Three Full Mock Finals In The Actual Style
- (10 pts) Consider the CB plots produced by different metaheuristic techniques in your mini-projects for Bin Packing. For each plot, analyze exploration and exploitation behavior. Indicate whether similar patterns were observed in HC, TS, GA, DE, PSO, AS, or ACS. Explain which plots may indicate elitism or best-so-far memory, and which plot cannot be a valid BSF plot for minimization.
- (3 pts) Give the name of the algorithm or behavior that would result from SA with temperature equal to zero and SA with temperature equal to infinity. Justify.
- (5 pts) Consider two metaheuristics Meta1 and Meta2 with different BSF plots. Meta1 is faster early, Meta2 is better late. Discuss efficiency, effectiveness, and how to combine them.
- (5 pts) Given boxes of different heights to be placed into k columns with similar total heights, propose objective, representation, locality, and tweak operator.
- (7 pts) Consider the 8-puzzle with multiple goal states.
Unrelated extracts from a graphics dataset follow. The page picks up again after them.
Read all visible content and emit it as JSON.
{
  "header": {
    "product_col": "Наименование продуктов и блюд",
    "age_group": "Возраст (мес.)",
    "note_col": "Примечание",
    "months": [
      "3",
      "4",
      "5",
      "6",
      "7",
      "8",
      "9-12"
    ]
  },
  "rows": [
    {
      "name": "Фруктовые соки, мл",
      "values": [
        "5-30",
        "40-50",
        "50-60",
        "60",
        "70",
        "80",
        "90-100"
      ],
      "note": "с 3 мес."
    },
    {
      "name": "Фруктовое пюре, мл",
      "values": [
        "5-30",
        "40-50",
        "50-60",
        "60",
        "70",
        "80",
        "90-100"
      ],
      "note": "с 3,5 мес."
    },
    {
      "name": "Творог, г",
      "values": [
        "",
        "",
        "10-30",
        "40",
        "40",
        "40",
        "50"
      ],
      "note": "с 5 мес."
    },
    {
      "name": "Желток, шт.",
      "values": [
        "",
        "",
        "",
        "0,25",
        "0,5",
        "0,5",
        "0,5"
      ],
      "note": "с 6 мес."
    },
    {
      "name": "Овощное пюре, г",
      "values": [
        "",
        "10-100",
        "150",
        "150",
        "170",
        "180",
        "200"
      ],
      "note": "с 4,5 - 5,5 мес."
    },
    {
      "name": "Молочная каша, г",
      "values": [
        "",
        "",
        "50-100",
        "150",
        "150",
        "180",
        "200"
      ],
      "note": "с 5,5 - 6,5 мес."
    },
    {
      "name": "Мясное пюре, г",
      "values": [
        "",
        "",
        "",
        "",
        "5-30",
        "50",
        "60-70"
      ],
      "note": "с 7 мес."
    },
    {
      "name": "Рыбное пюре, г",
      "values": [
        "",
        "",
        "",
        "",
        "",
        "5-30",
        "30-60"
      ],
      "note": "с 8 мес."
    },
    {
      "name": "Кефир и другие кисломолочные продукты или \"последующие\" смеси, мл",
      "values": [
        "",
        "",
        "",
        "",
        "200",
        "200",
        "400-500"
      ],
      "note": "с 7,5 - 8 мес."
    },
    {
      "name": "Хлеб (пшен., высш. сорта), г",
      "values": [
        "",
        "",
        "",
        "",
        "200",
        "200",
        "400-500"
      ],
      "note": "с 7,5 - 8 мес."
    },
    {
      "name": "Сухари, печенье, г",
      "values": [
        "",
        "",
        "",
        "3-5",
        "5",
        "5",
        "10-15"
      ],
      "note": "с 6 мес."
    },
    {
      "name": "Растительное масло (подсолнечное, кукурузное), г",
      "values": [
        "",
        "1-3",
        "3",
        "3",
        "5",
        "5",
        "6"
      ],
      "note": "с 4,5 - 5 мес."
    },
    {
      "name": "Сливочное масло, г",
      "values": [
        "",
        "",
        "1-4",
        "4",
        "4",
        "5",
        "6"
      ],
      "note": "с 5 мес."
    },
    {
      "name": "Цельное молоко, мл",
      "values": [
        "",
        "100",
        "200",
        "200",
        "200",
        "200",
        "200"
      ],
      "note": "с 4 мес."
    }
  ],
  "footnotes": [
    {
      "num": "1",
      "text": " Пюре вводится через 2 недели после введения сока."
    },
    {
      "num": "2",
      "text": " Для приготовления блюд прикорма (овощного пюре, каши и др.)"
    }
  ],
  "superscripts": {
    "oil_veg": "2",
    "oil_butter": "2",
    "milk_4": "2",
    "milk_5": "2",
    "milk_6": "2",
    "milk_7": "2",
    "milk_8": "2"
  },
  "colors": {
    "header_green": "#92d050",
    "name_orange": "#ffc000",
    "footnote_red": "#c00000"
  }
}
Explain how internal fitness should be assessed in 1-population competitive coevolution. Explain why simple average distance to all goals may be misleading.
- (10 pts) Consider the set of runs you conducted using DE and PSO for the Bin Packing problem. Assume both are limited by the same number of evaluations. One algorithm shows CB almost equal to BSF, while the other shows CB oscillating above BSF. Explain the behavior and relate it to the algorithm memory and representation.
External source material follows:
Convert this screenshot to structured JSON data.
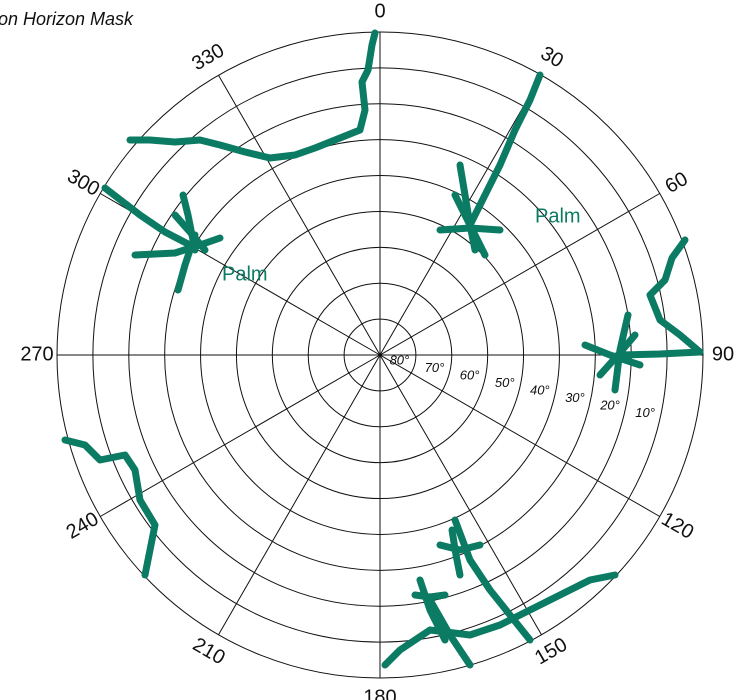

- (4 pts) Consider PSO where particles are guided mainly by the global best. Discuss the impact on exploration and exploitation. What would happen if global-best influence is removed?
- (5 pts) Consider a p-metaheuristic with fixed fitness-evaluation budget. Discuss small population with more generations versus large population with fewer generations.
- (5 pts) Compare AS and ACS in terms of transition rule, pheromone update, and the expected behavior on easy versus difficult Bin Packing instances.
- (6 pts) Consider a binary string and a set of schemata. Compute survival under crossover and mutation, and explain which schema is most likely to survive.
- (10 pts) Consider the observations you reported in HW5 and HW6 for DE, PSO, AS, and ACS. Discuss how each algorithm navigates the Bin Packing problem. Your answer should explain why some algorithms are stable but not best, why ACO may improve on a difficult instance, and how item-size distribution affects the behavior.
- (5 pts) Consider applying Tabu Search to a permutation representation. Propose two tabu-list designs and discuss their impact on behavior.
- (5 pts) Consider two bin-packing solutions with the same number of bins but different empty-space distributions. Are they equal for selection/breeding? Explain using internal and external fitness.
- (5 pts) Consider GA for the 8-puzzle. Propose representation and objective. Discuss whether crossover should be used and justify your mutation choice.
- (5 pts) Consider HC with random restart under the same total budget as your original HC experiment. Would you choose a short, moderate, or long restart interval? Justify from experiment behavior.
Answer Style To Practice
Write like this:
"I would choose a moderate restart interval. A long interval wastes evaluations after HC has already reached a plateau, while a very short interval does not give each restart enough time to exploit its region. In our runs, HC behavior showed local-optimum behavior: improvement early, then little change. Therefore, under the same budget, a moderate interval balances exploitation inside each basin with exploration through new starting points."
Do not write like this: "Moderate because it is balanced." That is too thin.
This file is designed to imitate question wording, not only topic coverage. Use it after the broader question bank.